Tags: openshift, security, containers

Creating user namespaces inside containers

Over the last year I have experimented with user namespace support in OpenShift. That is, making OpenShift run workloads inside a separate user namespace. We’re trying to drive this feature forward, but some people have reservations. Does having processes running as root inside a user namespace present an increased security risk? What if there are kernel bugs…

If you’re worried about the security of user namespaces, OpenShift or Kubernetes user namespace support doesn’t change the game at all. As I demonstrate in this post, you can create and use user namespaces inside your workloads right now.

Demo §

I tested on OpenShift 4.9.0 in the default configuration. So, no explicit user namespace support. I used a stock Fedora container image with the following Pod spec:

apiVersion: v1
kind: Pod
metadata:
  name: fedora
spec:
  containers:
  - name: fedora
    image: registry.fedoraproject.org/fedora:34-x86_64
    command: ["sleep", "3600"]
    securityContext:
      capabilities:
        drop:
        - CHOWN
        - DAC_OVERRIDE
        - FOWNER
        - FSETID
        - SETPCAP
        - NET_BIND_SERVICE

The Pod will run under the restricted SCC. I explicitly drop a number of default capabilities.

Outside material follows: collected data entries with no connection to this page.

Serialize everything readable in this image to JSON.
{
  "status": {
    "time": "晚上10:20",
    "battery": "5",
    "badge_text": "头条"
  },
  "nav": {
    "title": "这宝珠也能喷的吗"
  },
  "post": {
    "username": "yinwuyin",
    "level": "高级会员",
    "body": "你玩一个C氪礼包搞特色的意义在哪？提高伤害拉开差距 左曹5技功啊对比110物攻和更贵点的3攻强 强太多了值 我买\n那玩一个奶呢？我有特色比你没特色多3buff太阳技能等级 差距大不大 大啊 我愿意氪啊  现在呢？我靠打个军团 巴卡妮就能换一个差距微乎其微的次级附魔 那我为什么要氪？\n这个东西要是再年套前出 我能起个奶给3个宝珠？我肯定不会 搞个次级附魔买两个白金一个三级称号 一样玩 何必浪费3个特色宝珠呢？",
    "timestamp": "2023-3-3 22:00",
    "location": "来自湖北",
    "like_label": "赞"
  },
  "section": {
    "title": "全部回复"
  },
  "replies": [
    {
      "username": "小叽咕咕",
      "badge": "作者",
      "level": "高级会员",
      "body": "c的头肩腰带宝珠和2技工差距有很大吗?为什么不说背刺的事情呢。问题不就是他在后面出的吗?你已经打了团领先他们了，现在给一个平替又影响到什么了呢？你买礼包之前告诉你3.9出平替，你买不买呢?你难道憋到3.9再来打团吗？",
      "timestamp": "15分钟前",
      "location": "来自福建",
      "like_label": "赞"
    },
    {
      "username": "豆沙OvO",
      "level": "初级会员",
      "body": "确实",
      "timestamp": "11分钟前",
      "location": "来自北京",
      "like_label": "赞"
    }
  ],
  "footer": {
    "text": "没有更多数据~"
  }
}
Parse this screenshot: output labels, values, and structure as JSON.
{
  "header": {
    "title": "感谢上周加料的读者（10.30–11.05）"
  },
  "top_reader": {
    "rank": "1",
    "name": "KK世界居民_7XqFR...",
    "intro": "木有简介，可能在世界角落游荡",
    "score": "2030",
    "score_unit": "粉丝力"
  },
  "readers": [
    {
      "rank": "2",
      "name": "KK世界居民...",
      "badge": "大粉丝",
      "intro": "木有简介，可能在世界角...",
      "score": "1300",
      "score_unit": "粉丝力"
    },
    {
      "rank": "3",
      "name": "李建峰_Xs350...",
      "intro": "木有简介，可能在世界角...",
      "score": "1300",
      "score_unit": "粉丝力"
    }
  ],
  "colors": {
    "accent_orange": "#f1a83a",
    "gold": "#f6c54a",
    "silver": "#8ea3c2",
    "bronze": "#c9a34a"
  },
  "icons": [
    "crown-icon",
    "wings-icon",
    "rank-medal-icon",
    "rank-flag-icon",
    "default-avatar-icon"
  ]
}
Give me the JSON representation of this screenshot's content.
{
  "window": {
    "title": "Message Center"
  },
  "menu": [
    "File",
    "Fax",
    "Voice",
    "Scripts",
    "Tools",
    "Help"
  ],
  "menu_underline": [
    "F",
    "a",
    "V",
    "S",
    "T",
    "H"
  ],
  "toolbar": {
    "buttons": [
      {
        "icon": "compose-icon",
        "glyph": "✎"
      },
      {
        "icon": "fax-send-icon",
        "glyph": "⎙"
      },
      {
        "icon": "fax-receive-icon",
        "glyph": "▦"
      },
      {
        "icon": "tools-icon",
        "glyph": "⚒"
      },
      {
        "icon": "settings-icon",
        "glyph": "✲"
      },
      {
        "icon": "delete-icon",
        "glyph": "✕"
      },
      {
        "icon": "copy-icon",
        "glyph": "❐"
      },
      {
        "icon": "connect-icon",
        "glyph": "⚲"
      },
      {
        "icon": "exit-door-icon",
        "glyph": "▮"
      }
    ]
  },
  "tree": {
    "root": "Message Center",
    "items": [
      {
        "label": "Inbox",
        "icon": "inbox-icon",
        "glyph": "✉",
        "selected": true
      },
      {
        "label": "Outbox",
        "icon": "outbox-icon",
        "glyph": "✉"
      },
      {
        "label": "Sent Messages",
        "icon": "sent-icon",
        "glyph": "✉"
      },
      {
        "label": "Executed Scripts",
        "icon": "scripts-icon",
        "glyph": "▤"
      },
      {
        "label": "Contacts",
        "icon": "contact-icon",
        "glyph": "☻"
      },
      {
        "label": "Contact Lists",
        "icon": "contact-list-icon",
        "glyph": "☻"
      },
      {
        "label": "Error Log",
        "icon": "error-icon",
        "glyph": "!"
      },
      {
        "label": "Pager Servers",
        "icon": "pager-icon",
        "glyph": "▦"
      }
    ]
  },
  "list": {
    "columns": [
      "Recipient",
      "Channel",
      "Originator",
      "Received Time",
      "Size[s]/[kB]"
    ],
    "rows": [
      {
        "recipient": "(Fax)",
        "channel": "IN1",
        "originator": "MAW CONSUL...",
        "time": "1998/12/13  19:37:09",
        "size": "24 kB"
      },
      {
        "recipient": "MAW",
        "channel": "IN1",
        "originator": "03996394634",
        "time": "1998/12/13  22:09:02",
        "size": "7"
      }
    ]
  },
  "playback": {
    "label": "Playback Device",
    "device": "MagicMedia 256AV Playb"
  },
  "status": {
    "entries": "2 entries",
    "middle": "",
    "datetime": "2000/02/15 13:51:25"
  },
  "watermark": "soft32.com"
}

Next I created a project named userns, and new user me.

% oc new-project userns
Now using project "userns" on server "https://api.ci-ln-cih2n32-f76d1.origin-ci-int-gce.dev.openshift.com:6443".

You can add applications to this project with the 'new-app' command. For example, try:

    oc new-app rails-postgresql-example

to build a new example application in Ruby. Or use kubectl to deploy a simple Kubernetes application:

    kubectl create deployment hello-node --image=k8s.gcr.io/serve_hostname

% oc create user me
user.user.openshift.io/me created

% oc adm policy add-role-to-user edit me
clusterrole.rbac.authorization.k8s.io/edit added: "me"

Operating as me I created the pod:

% oc --as me create -f pod-fedora.yaml
pod/fedora created

Soon after, the pod is running. I can see what node it is running on, and its CRI-O container ID:

% oc get -o json pod/fedora \
    | jq '.status.phase,
          .spec.nodeName,
          .status.containerStatuses[0].containerID'
"Running"
"ci-ln-cih2n32-f76d1-sjtwq-worker-a-qr5hr"
"cri-o://d164163951604b7fc9506b3a390ec6a14c76dc6077406fc7b5ffcbf81c406f68"

Next I started a shell in my container. I’ll leave it running for now, and come back to it later:

% oc exec -it pod/fedora /bin/sh
sh-5.1$

In another terminal, I opened a debug shell on the worker node. Then I used crictl to find out the process ID (pid) of the main container process.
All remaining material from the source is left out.